Plus, some research shows yoga and meditation can reduce the stress hormone cortisol, a hormone produced by the adrenal glands near the kidneys in response to stress. In fact, a 10-week study found that yoga was more effective than relaxation for improving mental health and was as effective as relaxation for reducing anxiety. Plus, yoga practice is a mindfulness practice that helps keep our minds focus on the moment rather than worrying about the past or future.
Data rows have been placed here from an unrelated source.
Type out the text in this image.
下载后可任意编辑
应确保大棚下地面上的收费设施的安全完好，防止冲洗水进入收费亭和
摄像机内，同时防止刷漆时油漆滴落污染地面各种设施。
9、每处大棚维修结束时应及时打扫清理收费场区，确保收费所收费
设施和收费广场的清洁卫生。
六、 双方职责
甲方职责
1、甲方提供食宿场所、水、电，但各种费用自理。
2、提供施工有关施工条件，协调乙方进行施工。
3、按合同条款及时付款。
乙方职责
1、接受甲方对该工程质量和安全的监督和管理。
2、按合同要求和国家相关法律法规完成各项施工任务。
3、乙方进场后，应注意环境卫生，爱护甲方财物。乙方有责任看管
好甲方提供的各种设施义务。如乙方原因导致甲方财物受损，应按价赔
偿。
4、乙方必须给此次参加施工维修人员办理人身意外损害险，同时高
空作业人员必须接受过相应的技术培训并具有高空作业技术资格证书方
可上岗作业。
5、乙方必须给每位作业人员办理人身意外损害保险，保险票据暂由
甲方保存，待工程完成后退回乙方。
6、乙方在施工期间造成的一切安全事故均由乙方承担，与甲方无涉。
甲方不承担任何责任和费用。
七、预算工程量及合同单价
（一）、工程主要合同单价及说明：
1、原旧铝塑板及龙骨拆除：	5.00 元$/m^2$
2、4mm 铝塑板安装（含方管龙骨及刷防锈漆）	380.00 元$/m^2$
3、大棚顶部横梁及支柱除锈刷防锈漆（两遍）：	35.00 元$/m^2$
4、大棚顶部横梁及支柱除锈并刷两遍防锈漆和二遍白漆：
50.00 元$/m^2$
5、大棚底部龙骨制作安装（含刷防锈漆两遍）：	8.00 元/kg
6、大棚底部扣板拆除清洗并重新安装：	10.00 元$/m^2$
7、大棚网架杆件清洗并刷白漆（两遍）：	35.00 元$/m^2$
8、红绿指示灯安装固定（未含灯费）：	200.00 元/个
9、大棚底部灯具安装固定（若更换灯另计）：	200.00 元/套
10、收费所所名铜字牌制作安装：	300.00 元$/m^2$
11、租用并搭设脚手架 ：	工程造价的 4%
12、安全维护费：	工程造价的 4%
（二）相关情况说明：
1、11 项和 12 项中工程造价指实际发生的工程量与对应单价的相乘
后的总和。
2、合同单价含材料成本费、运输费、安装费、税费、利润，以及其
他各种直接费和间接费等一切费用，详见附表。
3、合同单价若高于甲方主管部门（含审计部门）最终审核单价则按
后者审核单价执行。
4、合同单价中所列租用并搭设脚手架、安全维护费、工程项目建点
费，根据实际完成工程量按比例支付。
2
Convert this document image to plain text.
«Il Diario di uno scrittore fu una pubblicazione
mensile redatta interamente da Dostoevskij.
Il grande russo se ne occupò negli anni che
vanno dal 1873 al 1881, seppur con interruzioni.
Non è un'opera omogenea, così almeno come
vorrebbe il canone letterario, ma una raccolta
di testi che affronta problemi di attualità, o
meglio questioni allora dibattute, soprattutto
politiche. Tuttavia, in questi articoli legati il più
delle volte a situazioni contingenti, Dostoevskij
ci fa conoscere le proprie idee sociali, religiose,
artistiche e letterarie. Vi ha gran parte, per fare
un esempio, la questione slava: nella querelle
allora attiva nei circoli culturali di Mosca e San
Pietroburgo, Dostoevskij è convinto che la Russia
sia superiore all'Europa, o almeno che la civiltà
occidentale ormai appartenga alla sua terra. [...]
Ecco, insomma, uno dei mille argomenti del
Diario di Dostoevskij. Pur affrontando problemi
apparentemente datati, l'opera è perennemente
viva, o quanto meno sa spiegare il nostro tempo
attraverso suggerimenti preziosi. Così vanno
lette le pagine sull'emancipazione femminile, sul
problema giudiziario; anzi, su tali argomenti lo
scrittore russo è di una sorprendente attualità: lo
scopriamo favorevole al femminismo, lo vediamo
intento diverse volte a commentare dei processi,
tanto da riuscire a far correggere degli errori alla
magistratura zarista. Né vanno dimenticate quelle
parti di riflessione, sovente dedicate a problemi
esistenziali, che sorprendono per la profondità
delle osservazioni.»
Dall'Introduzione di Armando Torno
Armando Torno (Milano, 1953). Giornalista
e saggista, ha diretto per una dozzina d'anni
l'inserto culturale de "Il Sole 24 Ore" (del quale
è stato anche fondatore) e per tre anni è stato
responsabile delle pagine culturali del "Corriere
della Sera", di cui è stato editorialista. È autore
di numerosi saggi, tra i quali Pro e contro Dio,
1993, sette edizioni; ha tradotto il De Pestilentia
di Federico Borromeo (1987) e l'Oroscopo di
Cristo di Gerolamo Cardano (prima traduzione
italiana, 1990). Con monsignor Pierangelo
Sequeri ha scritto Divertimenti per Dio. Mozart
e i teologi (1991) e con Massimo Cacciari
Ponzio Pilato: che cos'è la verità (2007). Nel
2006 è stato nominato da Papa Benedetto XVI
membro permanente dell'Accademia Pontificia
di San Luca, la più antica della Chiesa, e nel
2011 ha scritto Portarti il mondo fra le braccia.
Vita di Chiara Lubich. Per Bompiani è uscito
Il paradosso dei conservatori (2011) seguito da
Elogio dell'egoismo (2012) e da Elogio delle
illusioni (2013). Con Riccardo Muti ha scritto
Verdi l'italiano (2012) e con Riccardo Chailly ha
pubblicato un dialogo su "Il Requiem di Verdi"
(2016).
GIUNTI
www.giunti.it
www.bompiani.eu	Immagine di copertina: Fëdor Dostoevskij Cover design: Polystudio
Studies also show that people who are chronically stressed out or anxious are more sensitive to pain. An anxious or stressed out individual has a nervous system in overdrive, making them more susceptible to stimulation, including pain signals. A small study in patients with fibromyalgia found that subjects who practiced yoga had a higher tolerance to pain and lower activity in portions of the brain involved in pain perception. This was confirmed by measuring brain activity with a functional MRI. So, yoga may increase tolerance for pain and tolerance to stress. Therefore, two different workouts may tame an overactive nervous system and reduce anxiety.
The Bottom Line
Based on one study, high-intensity workouts may be superior for taming anxiety than working out at a moderately intense pace. HIIT routines that make you sweat may offer mental health benefits too. However, low-intensity movement can help relieve stress and control anxiety too by calming an overactive sympathetic nervous system and by enhancing mindfulness Doing both may offer the most benefits. See what works for you! What’s clear is exercise has stress relief benefits. During exercise, we put aside our worries and focus on working up a sweat.